Art ancestral japonais, le Kyudo sera à l’honneur pendant deux jours à Publier

Les adeptes du Kyudo apprennent à parfaire l'importance du cérémonial de la pratique à travers chaque geste.
Les adeptes du Kyudo apprennent à parfaire l'importance du cérémonial de la pratique à travers chaque geste.

Le Kyudo, qui signifie ‘‘voie de l’arc’’ en japonais, est un art ancestral que devaient maîtriser les guerriers et samouraïs japonais, avant que les armes à feu apparaissent au XVIe siècle et éloignent les arcs des champs de bataille. Depuis, la pratique est restée un art mais aussi une voie de réalisation personnelle puisque, outre la finalité du tir dans une cible au ras du sol, elle demande, comme toute pratique de haut niveau, une grande maîtrise du mental et des émotions, à travers une chorégraphie ritualisée du tir à l’arc.

Une progression de 50 % de l’effectif

Il y a vingt ans, c’est Pascal Colmaire qui crée le club de Kyudo Chablais. Adepte du tir à l’arc sportif depuis l’âge de 14 ans, il fait toute sa carrière dans ce domaine sportif et découvre le Kyudo en 1988 et commence son apprentissage à Kyoto au Japon. Il a depuis fondé trois clubs : à Amiens, Ottawa (Canada) et Publier. Il aide à créer, fédérer et former des entraîneurs à travers le monde dans plus de 90 pays.

L'importance du gant et des proportions de l'arc sont essentiels. Tout le matériel est fabriqué au Japon.
L'importance du gant et des proportions de l'arc sont essentiels. Tout le matériel est fabriqué au Japon.

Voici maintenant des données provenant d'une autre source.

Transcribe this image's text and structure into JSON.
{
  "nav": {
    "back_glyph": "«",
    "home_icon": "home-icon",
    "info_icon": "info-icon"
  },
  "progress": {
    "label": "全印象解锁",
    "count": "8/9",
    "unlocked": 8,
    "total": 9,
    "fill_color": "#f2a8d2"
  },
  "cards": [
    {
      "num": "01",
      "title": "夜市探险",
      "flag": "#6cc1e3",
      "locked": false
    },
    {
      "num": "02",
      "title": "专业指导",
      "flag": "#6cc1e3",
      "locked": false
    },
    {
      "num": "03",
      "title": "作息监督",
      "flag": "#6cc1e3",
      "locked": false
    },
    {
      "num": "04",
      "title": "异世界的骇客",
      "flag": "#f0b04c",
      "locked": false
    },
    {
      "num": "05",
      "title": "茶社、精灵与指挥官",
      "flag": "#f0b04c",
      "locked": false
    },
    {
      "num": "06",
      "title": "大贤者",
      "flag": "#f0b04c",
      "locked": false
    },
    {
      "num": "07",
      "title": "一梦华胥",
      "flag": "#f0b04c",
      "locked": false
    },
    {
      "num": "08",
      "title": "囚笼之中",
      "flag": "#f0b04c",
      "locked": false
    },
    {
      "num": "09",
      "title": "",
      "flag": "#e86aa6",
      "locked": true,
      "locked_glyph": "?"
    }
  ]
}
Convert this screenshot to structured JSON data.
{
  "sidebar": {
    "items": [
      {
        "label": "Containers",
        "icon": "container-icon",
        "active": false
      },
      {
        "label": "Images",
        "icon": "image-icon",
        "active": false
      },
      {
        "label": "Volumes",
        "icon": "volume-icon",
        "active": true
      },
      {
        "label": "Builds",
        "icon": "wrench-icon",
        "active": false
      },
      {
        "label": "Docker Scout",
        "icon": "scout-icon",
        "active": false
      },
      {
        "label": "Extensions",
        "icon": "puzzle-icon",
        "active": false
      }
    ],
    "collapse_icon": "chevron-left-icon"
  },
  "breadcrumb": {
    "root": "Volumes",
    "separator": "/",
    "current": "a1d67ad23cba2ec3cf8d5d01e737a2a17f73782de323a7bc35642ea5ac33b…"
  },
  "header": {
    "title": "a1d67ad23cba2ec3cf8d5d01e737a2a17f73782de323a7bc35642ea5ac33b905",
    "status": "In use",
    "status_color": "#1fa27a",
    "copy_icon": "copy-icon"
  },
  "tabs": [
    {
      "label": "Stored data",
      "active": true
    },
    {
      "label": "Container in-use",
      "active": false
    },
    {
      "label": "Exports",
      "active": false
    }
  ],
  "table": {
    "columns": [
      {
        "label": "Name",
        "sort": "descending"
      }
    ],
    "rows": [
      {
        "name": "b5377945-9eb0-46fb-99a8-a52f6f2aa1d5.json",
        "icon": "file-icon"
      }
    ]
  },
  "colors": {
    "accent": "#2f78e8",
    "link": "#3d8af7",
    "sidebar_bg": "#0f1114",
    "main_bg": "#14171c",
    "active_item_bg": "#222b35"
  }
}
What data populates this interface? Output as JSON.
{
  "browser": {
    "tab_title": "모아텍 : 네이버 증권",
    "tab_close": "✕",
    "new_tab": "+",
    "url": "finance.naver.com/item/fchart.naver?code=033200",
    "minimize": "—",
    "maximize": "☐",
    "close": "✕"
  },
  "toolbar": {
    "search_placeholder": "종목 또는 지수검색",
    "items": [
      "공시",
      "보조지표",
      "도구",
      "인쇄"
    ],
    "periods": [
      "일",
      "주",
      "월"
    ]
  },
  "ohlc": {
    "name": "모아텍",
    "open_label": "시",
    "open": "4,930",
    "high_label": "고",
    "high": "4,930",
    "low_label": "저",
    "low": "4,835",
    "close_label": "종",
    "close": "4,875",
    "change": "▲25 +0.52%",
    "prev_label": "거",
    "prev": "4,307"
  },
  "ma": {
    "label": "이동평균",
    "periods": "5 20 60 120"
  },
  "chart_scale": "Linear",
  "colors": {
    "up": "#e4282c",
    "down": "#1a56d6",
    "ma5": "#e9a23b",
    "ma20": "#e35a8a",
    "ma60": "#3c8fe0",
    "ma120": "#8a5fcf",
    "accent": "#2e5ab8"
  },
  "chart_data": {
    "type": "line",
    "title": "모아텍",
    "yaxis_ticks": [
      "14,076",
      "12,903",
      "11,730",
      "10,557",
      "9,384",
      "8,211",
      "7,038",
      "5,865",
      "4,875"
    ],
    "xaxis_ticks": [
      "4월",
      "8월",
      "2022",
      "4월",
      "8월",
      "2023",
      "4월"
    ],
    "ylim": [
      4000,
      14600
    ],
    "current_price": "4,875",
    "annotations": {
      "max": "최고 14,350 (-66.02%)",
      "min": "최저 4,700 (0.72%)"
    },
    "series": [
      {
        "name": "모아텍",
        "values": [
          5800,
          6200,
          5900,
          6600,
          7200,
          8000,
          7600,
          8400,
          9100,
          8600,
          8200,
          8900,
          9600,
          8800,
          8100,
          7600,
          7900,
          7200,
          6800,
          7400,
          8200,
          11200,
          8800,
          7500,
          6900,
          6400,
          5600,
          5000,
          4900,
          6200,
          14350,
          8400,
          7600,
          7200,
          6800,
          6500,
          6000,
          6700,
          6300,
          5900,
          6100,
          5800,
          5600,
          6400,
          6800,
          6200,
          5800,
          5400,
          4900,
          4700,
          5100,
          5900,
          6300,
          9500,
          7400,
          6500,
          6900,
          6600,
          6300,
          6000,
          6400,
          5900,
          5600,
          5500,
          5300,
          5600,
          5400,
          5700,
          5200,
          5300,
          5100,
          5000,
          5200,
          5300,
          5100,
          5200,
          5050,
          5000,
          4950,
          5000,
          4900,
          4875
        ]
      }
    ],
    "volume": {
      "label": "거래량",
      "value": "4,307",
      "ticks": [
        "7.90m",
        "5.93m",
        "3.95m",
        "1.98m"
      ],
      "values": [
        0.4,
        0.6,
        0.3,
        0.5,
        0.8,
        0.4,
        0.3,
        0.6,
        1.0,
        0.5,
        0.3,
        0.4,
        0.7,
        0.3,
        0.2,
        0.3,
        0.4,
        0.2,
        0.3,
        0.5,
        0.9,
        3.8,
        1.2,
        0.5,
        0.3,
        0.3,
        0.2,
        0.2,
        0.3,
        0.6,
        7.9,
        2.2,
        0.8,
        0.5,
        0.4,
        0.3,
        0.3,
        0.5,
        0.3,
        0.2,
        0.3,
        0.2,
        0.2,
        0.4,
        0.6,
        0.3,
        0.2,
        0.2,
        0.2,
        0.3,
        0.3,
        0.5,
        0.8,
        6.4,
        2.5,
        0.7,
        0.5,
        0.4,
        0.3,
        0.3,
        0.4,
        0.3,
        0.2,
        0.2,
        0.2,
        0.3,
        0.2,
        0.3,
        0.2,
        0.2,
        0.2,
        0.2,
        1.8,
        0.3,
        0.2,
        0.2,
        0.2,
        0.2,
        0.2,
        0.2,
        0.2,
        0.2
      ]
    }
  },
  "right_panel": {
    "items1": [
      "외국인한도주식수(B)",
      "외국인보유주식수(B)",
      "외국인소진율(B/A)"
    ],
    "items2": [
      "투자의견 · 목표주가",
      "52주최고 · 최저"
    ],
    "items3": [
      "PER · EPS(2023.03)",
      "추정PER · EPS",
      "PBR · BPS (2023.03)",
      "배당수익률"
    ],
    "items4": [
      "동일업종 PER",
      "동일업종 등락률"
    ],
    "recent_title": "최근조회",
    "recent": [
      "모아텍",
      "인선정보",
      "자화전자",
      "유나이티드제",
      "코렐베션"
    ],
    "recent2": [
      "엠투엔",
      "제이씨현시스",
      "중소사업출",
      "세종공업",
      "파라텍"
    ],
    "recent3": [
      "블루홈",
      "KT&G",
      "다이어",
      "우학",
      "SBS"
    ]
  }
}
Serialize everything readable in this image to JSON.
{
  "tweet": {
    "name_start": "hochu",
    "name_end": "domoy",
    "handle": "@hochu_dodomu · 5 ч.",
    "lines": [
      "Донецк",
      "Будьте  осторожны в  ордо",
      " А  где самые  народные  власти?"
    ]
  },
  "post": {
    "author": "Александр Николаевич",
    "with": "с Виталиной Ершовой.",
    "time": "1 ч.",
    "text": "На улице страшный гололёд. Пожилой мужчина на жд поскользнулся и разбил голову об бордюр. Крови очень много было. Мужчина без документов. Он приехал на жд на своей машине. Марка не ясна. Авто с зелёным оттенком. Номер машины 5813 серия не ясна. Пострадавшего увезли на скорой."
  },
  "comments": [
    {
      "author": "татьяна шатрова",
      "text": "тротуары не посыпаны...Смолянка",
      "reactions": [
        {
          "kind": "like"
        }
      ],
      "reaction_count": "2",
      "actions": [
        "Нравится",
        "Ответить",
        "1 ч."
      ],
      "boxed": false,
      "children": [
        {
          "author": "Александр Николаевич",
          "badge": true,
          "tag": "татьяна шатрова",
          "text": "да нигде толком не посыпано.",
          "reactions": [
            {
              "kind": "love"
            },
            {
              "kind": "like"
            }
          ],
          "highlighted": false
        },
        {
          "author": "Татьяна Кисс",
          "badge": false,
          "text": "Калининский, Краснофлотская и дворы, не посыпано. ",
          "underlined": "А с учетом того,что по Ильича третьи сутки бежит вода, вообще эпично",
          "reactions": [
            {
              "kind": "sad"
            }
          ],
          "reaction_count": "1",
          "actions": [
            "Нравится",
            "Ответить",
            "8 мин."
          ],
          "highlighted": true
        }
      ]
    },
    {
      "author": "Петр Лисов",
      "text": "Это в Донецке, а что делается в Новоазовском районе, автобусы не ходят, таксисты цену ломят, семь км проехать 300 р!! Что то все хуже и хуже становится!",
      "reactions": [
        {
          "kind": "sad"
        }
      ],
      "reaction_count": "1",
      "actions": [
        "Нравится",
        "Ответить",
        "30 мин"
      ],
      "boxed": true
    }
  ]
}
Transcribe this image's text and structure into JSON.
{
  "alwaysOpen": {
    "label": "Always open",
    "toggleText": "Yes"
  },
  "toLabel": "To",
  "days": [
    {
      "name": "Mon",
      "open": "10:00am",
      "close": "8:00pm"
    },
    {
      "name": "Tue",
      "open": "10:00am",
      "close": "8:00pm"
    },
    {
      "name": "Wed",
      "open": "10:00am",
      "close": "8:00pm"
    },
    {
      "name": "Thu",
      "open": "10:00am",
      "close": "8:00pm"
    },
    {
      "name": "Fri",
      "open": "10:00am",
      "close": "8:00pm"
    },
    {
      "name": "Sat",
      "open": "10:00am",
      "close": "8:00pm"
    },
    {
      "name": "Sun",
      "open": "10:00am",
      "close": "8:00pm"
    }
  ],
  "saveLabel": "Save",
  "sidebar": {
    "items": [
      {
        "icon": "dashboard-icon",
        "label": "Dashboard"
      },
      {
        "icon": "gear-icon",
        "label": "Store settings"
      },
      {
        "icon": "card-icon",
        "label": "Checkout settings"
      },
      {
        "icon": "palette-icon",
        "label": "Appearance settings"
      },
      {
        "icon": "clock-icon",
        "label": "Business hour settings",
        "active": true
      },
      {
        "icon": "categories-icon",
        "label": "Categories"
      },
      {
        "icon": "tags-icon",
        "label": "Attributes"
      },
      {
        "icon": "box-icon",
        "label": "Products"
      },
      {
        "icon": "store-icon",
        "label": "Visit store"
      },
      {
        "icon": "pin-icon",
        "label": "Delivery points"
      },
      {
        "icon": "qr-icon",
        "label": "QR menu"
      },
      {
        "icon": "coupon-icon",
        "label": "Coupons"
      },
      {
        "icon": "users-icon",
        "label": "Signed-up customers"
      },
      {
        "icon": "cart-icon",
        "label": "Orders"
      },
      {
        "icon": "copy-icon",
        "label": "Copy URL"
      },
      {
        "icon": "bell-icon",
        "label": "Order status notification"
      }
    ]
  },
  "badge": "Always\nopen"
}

Le club de Kyudo Chablais compte aujourd’hui 23 membres, âgés de 10 à 78 ans. « C’est une pratique qui compte autant d’hommes et de femmes, accessible à tous même si, au vu de son côté posé et de la maîtrise qu’elle demande, elle serait un peu plus adaptée aux personnes ayant plus de maturité. Il n’y a pas d’âge pour commencer, notre doyenne âgée de 78 ans a débuté la pratique à l’âge de 76 ans et suit très régulièrement les cours, raconte le président du club. Cela attire les gens qui ont un intérêt pour leur développement personnel et cherche un réseau social. Les clubs de Kyudo comptent toujours peu de membres, et cette année, nous avons connu une progression de 50 % de notre effectif. Même si 23 membres semblent peu, pour un club de ce genre, ça commence à être bien. Nous faisons régulièrement intervenir des maîtres Kyudo en Europe afin d’enrichir la pratique. »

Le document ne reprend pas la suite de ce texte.